念入りに読んだのか折り目が付いているページがあったり、蛍光ペンでラインが引かれているところがあった。


学費はドル表示だから、私にはよくわからない。



ーーガチャ


集中してパンフレットを見ていると、部屋のドアが突然開いた。


私がいることにビックリしたのか、れおは大きな目を真ん丸くさせている。



「今日約束してたっけ?」


「ううん、急に逢いたくなっちゃったから」


「そっか。いきなりいたから、ビックリした」


「あは、だよね。

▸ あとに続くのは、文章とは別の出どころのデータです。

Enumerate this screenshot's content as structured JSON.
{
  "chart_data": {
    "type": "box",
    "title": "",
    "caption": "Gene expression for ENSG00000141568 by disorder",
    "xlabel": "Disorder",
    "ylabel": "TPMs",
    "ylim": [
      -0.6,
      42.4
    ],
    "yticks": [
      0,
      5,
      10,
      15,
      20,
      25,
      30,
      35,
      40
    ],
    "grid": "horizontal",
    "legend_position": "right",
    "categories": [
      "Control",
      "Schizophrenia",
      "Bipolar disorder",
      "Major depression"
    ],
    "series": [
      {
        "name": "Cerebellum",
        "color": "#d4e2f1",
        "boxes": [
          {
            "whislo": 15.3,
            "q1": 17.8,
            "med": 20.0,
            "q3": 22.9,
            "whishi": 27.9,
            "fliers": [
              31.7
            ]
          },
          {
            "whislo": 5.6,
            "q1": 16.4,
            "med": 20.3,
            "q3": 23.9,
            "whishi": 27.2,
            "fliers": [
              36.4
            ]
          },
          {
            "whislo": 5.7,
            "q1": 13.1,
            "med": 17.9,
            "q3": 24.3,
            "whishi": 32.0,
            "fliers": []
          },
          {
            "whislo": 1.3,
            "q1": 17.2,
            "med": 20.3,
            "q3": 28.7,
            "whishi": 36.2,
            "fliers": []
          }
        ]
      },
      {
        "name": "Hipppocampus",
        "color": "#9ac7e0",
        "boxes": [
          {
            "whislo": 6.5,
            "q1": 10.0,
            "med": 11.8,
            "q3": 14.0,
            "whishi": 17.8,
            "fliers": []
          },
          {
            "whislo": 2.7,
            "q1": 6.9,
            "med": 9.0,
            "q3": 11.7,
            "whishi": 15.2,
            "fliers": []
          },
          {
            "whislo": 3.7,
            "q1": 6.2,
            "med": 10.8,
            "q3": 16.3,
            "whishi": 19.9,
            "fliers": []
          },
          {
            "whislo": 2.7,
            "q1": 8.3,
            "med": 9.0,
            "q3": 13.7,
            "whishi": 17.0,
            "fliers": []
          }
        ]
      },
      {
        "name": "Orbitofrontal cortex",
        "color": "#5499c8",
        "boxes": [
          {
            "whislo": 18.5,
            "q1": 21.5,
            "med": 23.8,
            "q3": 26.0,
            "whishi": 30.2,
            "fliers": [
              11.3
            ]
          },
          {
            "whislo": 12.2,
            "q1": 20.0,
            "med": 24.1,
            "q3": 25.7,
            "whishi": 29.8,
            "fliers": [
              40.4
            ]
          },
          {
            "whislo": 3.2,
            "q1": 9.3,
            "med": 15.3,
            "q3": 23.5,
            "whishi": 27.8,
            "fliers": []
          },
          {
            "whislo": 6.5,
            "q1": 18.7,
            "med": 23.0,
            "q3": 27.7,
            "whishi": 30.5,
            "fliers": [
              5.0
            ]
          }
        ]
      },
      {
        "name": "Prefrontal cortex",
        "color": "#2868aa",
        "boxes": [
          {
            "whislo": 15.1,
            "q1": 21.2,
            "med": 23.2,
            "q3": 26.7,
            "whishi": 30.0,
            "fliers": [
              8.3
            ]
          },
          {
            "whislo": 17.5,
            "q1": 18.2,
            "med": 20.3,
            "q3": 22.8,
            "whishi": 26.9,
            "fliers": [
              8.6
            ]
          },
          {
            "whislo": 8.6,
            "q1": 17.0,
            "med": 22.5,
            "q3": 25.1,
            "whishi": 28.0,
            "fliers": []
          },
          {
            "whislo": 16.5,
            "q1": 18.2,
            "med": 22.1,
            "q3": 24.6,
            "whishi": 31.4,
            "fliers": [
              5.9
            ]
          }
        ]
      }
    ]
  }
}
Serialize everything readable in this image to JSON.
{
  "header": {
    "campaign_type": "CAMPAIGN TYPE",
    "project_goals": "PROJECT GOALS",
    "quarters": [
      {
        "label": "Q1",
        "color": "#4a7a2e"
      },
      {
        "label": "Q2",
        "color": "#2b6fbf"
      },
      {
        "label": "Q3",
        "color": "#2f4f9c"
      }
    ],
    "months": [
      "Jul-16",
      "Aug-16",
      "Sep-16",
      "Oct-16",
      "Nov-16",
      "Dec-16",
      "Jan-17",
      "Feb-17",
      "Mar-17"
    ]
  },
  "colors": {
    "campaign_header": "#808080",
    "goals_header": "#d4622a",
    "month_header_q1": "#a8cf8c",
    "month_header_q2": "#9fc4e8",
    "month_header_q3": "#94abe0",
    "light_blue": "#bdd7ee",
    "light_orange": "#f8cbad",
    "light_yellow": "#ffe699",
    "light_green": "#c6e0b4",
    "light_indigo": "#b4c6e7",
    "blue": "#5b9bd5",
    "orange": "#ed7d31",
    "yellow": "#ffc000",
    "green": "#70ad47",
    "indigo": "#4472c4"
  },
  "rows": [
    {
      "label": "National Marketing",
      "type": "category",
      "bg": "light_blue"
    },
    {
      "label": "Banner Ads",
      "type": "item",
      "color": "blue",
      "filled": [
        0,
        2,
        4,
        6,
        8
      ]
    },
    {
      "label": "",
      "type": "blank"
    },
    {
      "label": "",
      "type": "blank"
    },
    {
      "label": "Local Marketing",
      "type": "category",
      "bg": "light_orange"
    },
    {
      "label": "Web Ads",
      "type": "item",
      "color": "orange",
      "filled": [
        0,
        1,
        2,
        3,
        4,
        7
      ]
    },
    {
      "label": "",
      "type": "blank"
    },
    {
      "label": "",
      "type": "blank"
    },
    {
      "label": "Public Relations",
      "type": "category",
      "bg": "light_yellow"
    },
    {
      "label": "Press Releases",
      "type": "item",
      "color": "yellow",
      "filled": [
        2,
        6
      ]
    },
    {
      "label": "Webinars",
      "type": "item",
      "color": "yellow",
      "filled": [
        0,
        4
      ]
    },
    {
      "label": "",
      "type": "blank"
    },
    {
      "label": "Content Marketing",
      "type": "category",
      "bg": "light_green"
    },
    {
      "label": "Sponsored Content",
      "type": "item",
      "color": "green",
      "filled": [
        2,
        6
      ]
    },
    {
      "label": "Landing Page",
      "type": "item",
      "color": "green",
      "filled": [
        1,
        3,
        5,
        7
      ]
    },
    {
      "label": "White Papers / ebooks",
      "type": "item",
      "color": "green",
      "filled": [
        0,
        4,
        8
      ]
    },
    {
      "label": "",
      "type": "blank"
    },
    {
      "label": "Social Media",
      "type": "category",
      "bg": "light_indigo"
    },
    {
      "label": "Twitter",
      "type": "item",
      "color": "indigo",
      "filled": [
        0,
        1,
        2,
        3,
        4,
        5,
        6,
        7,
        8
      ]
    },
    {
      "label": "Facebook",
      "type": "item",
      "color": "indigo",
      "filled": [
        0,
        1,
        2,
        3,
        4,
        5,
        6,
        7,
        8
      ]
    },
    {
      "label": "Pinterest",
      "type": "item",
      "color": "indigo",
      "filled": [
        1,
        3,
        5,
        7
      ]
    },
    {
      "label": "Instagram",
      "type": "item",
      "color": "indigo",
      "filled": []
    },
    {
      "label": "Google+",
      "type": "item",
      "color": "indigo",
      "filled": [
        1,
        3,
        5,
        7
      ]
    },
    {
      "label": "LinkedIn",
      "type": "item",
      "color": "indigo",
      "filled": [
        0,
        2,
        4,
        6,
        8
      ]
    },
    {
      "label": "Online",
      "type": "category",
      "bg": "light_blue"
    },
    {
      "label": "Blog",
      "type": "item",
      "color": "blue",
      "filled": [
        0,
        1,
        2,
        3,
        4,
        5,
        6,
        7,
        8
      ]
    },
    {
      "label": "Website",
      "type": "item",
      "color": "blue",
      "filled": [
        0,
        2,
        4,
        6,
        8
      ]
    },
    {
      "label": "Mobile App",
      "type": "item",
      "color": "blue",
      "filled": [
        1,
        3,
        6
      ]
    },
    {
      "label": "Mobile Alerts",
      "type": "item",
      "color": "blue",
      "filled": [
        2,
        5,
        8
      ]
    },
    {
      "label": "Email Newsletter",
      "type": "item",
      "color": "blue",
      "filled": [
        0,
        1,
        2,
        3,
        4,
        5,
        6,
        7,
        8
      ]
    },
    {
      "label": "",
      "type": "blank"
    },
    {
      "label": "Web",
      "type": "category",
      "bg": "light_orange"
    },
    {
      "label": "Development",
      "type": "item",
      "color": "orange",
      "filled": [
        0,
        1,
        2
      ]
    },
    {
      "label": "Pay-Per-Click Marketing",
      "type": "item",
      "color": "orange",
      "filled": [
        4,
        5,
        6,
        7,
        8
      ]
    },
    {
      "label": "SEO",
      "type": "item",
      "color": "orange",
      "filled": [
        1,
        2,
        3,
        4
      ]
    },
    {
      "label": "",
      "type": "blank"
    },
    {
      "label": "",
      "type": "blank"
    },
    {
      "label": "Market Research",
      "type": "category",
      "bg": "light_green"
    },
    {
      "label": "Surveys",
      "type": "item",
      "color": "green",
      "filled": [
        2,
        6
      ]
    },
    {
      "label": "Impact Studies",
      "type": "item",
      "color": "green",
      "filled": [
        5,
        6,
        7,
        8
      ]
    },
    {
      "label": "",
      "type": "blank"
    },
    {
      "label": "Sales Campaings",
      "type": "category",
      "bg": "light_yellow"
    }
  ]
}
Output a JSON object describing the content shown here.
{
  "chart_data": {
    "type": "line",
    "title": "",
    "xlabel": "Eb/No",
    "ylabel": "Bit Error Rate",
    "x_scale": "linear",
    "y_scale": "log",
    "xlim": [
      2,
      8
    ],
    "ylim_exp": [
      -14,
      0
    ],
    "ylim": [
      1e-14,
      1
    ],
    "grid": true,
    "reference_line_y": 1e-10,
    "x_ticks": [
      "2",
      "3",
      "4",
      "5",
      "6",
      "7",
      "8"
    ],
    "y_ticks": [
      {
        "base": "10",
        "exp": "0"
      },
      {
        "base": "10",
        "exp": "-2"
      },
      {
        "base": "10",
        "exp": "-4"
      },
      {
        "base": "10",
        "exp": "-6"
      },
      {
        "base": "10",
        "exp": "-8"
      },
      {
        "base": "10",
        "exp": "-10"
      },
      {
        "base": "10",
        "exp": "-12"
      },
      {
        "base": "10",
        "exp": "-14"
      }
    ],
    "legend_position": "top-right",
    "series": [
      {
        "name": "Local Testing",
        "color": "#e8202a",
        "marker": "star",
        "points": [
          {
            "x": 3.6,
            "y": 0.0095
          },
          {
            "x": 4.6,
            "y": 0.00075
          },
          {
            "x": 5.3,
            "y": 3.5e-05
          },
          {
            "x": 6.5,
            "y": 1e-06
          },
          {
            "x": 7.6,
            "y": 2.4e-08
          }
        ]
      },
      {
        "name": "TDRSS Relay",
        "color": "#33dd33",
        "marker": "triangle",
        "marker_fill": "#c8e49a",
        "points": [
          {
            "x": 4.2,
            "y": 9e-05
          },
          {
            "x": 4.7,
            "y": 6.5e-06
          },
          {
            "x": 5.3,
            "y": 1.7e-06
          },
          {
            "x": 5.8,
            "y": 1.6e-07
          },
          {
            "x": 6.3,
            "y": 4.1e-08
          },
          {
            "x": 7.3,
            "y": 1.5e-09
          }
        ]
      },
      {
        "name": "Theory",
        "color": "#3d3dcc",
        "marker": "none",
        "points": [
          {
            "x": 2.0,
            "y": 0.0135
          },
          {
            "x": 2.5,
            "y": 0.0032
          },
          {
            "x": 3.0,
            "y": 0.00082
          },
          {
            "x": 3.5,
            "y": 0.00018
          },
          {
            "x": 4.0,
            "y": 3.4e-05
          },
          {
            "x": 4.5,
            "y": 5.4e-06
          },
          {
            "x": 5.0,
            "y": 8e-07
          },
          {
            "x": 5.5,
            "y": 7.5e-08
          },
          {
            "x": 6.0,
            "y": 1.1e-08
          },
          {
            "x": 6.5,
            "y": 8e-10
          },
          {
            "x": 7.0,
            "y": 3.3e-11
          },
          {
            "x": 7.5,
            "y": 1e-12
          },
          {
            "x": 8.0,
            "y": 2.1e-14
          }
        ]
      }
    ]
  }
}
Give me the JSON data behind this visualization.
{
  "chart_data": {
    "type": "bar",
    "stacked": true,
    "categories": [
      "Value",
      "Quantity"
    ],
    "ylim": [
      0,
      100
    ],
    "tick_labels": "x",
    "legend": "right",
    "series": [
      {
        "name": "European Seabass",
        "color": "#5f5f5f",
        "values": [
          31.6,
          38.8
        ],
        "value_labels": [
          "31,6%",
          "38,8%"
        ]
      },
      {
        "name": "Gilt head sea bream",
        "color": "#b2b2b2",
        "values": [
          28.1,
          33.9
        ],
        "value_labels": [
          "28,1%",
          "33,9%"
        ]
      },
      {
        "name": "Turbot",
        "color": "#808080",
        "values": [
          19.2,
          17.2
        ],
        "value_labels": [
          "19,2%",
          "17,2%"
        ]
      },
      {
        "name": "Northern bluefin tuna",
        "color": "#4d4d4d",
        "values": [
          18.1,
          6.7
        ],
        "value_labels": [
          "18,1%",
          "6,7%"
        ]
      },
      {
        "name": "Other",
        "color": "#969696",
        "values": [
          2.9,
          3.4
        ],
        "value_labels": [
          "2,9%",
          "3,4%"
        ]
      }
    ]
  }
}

ごめん」



手話でれおに伝える。


もちろん唇の動きでわかるだろうけど、覚えた手話を忘れないようにするためだ。



「あ、それ。見た?」



テーブルの上に広げていたパンフレットに気付いたれお。



「ごめん……気になってゴミ箱から抜き取っちゃった。カリフォルニアの大学に行くの?」


「いや……行かないつもり。先生は俺に勧めてくれたけど、カリフォルニアは遠すぎるしな」



なぜか切なげに笑うれおの顔が目に焼き付いた。


本当は行きたいけど、遠すぎるからムリして諦めたって言ってるように思えて胸が苦しい。


れお……私には本当の気持ちを教えてよ。


行きたいんじゃないの?


何がれおの決心を鈍らせてるんだろう。